Thursday, July 27, 2006

Justice is served! Sanity in eminent domain law

Note before reading this post that I've issued a later apology for unfair characterization of parties involved in this issue. My support for the supreme court decision still stands; my belief in individual property rights still stands; and I continue to hold my belief that institutions under pressure often exert coercive power in unhelpful ways. After reading this article, please follow the above link to the follow-up apology.

Imagine a time when that lovely old church building in the unpleasant part of town is siezed by the city and turned over to a millionaire developer who promises "exciting retail space combined with luxury condos". Imagine a time when a city government, with a crackhead's desperation for cash, tramples on individual liberty or the good of the community in the name of expanding the tax base. I can hear the rhetoric about how the economic development will lift the overall quality of life (rhetoric that is indeed grounded in truth). Meanwhile, decent middle class folks discover with dismay their role as disposable pawns in the great chess game of developers and local government.

This is the scenario that was playing out just around the corner from me in little Norwood, OH. Once a thriving industrial center, the city has lost tax revenue as factories have closed down and people moved away. Their solution has been economic development by luring large retail developments to the area. They've had great success with the Rookwood commons shopping center -- and just across the street from that development was a small 11 acre neighborhood -- mostly residential, rental, and small business offices. Like the wolf eyeing Red Riding hood's basket, developers waited their opportunity to seize the neighborhood and "improve" the property.

They started buying up property in the neighborhood -- paying premium prices (some of the properties went for twice the county auditor's appraisal). But three homeowners held out -- one was a couple in their mid 60's who had raised their family in their home and they were not ready to leave all their memories. Another was a small business renter whose 2 family unit sat right across from the existing development. I have little information on the third family. The developer, tired of these upstarts standing in the way of their million$, asked the city of Norwood to intervene. Like batallion of Panzers crossing into Poland, they intervened by declaring the neighborhood blighted and seizing the properties. A state court demanded that the homeowners be remitted 3 times the appraised value of their properties -- this is in the 400-500 thousand dollar range. Not a bad return, eh?

But then there is the ever tricky principle of the thing. Here we have government exercising an egregious abuse of power, grandiloquently seizing private property not for infrastructure or public works, but to be handed over to a developer waiting to cash in. A three year legal battle followed -- the developer fenced off the 11 acres and demolished all the homes save the three (which were protected by court order), leaving a scorched-earth desert awaiting their faustian ambitions to be completed.

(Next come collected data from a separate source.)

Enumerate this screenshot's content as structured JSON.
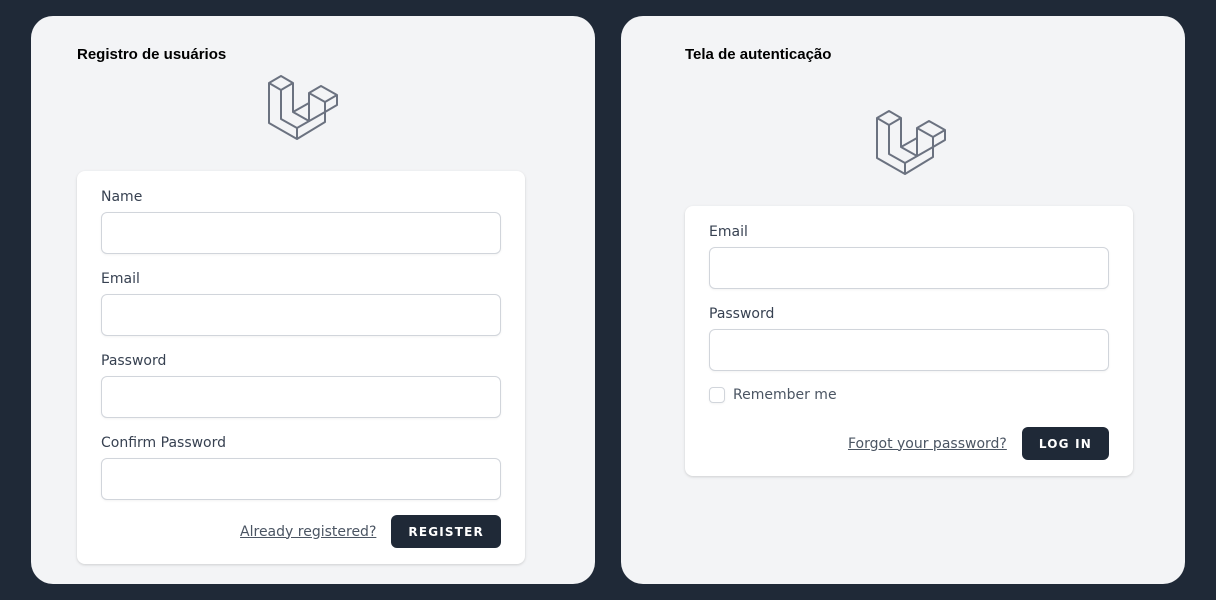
{
  "register": {
    "title": "Registro de usuários",
    "name_label": "Name",
    "email_label": "Email",
    "password_label": "Password",
    "confirm_label": "Confirm Password",
    "name_value": "",
    "email_value": "",
    "password_value": "",
    "confirm_value": "",
    "already_registered": "Already registered?",
    "register_button": "REGISTER"
  },
  "login": {
    "title": "Tela de autenticação",
    "email_label": "Email",
    "password_label": "Password",
    "email_value": "",
    "password_value": "",
    "remember_label": "Remember me",
    "remember_checked": false,
    "forgot_link": "Forgot your password?",
    "login_button": "LOG IN"
  },
  "icons": {
    "logo": "laravel-logo-icon"
  },
  "colors": {
    "page_bg": "#1f2937",
    "panel_bg": "#f3f4f6",
    "card_bg": "#ffffff",
    "button_bg": "#1f2937",
    "logo_stroke": "#6b7280"
  }
}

Yesterday, justice was served. The Ohio Supreme Court ruled in favor of the three property owners. Norwood exceeded their authority in seizing the properties. See the Enquirer story right here.

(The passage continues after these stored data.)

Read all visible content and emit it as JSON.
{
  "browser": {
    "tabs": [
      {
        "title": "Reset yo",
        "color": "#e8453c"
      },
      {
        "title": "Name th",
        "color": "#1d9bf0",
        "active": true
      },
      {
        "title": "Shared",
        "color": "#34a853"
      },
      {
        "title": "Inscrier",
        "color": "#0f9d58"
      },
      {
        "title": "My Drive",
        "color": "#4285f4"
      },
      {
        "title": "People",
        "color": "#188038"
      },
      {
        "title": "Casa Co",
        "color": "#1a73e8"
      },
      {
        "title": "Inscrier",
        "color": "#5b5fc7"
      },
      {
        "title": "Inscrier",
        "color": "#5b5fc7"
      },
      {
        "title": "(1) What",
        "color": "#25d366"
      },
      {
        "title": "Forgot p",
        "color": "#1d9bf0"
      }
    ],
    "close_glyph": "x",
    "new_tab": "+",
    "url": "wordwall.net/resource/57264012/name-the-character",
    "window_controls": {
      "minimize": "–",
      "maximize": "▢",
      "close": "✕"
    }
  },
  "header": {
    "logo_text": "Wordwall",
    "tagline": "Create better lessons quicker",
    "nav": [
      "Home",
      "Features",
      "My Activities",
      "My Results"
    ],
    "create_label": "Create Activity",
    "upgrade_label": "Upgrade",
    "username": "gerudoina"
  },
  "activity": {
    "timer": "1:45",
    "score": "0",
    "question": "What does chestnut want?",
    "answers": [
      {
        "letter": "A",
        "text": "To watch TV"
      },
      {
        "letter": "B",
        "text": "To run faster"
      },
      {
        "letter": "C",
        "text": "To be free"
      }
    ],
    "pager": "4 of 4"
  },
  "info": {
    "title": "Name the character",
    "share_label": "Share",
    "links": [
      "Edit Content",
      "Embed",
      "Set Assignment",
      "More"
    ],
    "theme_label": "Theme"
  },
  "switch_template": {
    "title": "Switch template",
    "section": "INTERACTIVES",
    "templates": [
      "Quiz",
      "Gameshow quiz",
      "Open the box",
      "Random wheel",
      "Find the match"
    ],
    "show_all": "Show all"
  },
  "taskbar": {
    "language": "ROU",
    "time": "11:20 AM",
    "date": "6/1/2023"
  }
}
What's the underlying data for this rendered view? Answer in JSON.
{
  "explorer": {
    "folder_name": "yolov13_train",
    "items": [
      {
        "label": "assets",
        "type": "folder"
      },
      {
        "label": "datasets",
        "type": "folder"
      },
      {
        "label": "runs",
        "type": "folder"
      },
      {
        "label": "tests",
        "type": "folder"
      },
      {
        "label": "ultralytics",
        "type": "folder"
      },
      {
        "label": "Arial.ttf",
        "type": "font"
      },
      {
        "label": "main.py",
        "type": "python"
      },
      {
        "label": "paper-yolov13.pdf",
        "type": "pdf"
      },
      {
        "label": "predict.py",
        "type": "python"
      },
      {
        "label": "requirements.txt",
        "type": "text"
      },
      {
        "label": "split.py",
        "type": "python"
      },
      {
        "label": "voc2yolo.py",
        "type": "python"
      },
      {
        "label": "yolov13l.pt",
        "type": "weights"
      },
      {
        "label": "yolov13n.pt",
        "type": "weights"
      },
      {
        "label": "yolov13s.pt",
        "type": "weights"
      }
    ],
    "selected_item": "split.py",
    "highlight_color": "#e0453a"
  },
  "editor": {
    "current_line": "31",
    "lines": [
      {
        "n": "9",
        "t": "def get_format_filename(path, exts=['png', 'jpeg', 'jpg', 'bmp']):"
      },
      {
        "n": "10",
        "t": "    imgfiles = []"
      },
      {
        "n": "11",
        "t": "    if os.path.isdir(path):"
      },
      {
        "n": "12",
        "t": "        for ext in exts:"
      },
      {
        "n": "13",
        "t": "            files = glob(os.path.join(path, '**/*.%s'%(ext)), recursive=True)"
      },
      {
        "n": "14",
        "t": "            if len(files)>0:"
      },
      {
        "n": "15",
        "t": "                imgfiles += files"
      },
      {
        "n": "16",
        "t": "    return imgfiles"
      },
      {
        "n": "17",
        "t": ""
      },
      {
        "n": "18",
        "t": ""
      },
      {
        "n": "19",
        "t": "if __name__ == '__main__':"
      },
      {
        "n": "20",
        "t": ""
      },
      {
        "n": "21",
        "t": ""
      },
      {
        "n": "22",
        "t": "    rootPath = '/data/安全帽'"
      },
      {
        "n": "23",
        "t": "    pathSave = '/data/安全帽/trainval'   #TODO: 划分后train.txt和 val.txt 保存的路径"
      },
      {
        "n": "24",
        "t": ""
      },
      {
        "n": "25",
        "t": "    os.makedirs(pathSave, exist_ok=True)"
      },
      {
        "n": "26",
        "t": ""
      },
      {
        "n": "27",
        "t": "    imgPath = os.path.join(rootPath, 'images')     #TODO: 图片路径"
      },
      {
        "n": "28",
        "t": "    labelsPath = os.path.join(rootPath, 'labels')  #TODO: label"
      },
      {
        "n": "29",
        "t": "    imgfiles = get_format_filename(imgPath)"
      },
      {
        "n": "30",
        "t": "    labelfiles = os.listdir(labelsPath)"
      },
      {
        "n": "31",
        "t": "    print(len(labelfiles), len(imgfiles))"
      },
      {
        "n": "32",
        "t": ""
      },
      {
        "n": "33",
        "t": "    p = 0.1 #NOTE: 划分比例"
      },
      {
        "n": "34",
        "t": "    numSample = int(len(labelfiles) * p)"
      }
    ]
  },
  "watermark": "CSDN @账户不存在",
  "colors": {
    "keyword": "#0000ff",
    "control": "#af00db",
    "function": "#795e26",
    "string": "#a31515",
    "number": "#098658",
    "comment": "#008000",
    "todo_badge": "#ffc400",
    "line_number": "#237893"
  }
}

The Norwood lawers have been playing their role as paid public mourners, wailing that this will threaten any use of public domain for any purpose. But pay no heed to their keening, justice has been served.

Rodeny Stark, in his book For the Glory of God posits that when a powerful authority is prosperous, it allows all kinds of creativity and liberty, but when that powerful authority comes under external pressure, it then begins to demand of its constituents strict conformity. He traces this pattern through the history of the Catholic church, which for a season in the Medeival Period allowed for reform and theological innovation, but when threatened by Islamic incursion leading up to the crusades, it began to demand strict doctrinal conformity (as evidenced in the crusades against the Waldensian reformers and the execution of Jan Hus and other reformers).

We see this pattern playing out all around us. Norwood, once flush with cash, allowed plenty of individual liberty. But now that cash is tight, imperial decrees come down that property owners need to "trust us, we're the experts".

We see this in Cincinnati's city council running roughshod over any sense of community identity and values as they desperately seek dollars from the ill concieved idea of casino gambling in downtown.

Some might argue that this is the case in the american mainline churches -- in the 1950's we were enthroned atop the cultural pyramid -- we held court in the country club and the halls of power. Then we were able to tolerate all kinds of innovation and expansion for the future was so bright, we had to wear shades. Now, after decades of declining membership, dollars, and prestige, we're pitched in a theological cage fight that threaten our identity, and the institutions are doing its best to assert centralized authority in the face of obvious fragmentation. Pick your denomination and it's happening.

And yet we see that in the face of heartless institutional expansion, the average citizen is able to stand an cry out for sanity, justice, and a halt to the greed that drives unreflective expansion. Corporations and business are accountable to their customers and to the public -- we do have a voice! We can indeed be salt and light to this world and make a difference. Praise God!